Buchan’s struggles with his depressions mirror those of my grandfather. He champions the imperial values of hardiness and grit, nerve and pluck, even as he denies his own painful bouts of depression and gastritis. “It’s a great life,” he opines, “if you don’t weaken.” In his books, Buchan obsesses about men unhappy with their worldly success, tortured by the primal conflict between the calls of selfless duty and personal pleasure; it is no accident that he closely identified with his close friend, T.E. Lawrence, the celebrated, Irish-born poet-warrior of the Arabian campaign, recently killed in a motorcycle crash.”

As Buchan’s black limo pulled away, my grandfather, tortured by migraines, insomnia and a bleeding ulcer, fled to his office and surrendered to a nervous breakdown. Months later, he bled out from a self-inflicted knife wound while under suicide watch. If that doesn’t make a grandson a writer, nothing will.

[2] In 1979, not long before entering therapy, I dragged my drugged-to-the-gills father to see Apocalypse Now.

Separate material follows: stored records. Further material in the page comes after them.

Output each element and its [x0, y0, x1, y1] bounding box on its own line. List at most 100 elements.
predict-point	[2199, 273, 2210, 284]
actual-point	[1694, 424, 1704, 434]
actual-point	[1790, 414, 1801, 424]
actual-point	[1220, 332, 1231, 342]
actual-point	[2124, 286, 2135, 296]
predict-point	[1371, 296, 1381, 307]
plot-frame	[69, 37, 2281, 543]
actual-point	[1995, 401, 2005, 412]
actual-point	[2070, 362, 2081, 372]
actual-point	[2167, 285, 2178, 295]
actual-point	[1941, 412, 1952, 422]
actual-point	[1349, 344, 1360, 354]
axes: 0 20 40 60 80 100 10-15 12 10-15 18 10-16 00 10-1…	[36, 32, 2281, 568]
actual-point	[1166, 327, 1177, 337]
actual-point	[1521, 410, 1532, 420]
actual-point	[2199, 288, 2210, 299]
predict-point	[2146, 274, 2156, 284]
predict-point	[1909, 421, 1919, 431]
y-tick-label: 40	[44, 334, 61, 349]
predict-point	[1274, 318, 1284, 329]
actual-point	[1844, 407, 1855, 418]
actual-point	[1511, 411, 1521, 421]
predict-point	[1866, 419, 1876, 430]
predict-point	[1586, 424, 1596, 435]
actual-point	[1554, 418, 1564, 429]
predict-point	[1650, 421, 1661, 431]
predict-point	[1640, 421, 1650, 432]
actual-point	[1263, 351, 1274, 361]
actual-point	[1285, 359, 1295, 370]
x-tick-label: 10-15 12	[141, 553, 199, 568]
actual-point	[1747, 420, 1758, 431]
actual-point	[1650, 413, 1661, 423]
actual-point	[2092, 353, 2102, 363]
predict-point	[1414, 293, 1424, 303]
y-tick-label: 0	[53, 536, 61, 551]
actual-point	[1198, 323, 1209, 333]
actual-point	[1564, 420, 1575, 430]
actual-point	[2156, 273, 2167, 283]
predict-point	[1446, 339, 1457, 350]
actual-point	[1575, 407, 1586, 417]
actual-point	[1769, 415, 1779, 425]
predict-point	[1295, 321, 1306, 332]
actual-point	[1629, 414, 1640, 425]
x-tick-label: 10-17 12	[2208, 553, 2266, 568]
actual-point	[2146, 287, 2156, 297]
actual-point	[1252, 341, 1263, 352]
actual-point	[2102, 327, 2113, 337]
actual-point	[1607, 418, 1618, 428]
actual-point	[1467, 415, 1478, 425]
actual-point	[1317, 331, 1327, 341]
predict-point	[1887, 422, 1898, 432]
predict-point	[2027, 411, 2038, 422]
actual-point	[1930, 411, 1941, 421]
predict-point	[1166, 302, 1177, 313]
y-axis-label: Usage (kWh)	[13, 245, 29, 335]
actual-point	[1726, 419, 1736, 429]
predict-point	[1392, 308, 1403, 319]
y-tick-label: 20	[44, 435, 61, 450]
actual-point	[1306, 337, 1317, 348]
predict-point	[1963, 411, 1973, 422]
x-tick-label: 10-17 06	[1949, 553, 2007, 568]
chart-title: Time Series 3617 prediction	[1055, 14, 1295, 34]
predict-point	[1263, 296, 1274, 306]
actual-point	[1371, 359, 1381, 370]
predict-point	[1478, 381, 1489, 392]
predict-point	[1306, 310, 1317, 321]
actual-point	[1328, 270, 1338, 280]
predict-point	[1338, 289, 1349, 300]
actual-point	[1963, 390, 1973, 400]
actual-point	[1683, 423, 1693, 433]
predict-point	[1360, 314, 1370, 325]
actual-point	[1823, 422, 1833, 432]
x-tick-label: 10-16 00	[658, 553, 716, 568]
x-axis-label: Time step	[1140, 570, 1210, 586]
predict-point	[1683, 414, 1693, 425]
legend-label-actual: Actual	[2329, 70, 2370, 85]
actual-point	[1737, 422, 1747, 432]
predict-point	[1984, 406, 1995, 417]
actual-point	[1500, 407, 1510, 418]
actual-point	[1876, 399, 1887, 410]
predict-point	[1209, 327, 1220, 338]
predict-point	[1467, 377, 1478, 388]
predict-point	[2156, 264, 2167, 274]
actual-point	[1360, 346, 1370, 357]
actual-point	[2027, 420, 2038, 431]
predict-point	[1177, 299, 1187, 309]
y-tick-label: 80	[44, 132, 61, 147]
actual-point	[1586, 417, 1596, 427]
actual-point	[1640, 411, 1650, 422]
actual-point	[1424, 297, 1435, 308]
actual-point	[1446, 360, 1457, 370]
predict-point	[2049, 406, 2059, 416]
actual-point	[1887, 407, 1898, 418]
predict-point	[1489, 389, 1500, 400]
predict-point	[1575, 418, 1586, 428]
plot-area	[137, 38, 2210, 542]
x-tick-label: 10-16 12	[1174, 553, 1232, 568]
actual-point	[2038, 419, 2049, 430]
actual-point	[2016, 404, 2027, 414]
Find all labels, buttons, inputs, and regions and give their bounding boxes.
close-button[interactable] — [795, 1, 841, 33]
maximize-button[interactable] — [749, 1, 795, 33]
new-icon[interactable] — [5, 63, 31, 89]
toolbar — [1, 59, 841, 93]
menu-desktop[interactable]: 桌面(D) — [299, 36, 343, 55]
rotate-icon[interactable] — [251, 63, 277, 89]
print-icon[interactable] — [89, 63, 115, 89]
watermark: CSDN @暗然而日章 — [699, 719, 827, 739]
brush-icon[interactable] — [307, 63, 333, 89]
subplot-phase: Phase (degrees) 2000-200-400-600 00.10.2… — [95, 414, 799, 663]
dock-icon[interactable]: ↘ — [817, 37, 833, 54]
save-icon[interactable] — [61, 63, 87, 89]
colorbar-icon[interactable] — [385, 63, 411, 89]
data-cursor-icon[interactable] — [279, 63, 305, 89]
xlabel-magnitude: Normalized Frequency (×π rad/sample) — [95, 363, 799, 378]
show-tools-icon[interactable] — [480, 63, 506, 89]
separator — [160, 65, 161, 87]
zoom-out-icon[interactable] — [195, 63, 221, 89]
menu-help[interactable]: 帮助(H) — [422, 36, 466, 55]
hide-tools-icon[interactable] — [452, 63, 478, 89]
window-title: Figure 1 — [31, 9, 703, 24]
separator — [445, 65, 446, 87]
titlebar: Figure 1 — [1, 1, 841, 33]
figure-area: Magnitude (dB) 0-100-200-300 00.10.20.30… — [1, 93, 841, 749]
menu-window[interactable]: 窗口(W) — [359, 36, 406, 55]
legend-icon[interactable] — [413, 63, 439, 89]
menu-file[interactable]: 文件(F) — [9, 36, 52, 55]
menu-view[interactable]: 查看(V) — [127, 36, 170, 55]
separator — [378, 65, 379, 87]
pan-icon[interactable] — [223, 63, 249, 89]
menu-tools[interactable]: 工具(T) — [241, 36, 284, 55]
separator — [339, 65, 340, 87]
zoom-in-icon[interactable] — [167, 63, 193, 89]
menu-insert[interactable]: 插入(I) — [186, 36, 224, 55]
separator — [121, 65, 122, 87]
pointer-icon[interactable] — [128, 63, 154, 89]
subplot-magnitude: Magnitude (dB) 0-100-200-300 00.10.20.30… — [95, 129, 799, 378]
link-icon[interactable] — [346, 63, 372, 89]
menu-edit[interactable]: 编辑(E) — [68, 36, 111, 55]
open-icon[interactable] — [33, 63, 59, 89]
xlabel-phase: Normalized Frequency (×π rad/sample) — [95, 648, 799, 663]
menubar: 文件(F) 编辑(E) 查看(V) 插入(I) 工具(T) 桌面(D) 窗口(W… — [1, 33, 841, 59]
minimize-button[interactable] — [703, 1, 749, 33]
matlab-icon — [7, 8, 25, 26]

In the final scenes, intercut with a ritual slaughter of a water buffalo — animals were harmed in the making of this motion picture — Colonel Kurtz is cut down by his machete-wielding assassin, whispering “The horror! The horror!” with his last breaths. At the time I did not realize the last lines of the dying Kurtz, yet another sensitive poet-warrior driven out of his mind (uttered by Marlon Brando, the would-be player of Lawrence), spoke directly to my father’s own heart of darkness, for it was not until 1995, after my father’s death, that I discovered that my father’s father, an altruistic doctor tortured by guilt, killed himself by severing his femoral artery with a dinner knife, giving himself up to a ritual sacrifice. Perhaps, in my youthful unconsciousness, I was groping in the dark for a father-son catharsis by celluloid; alas, for my father at least, art therapy it wasn’t.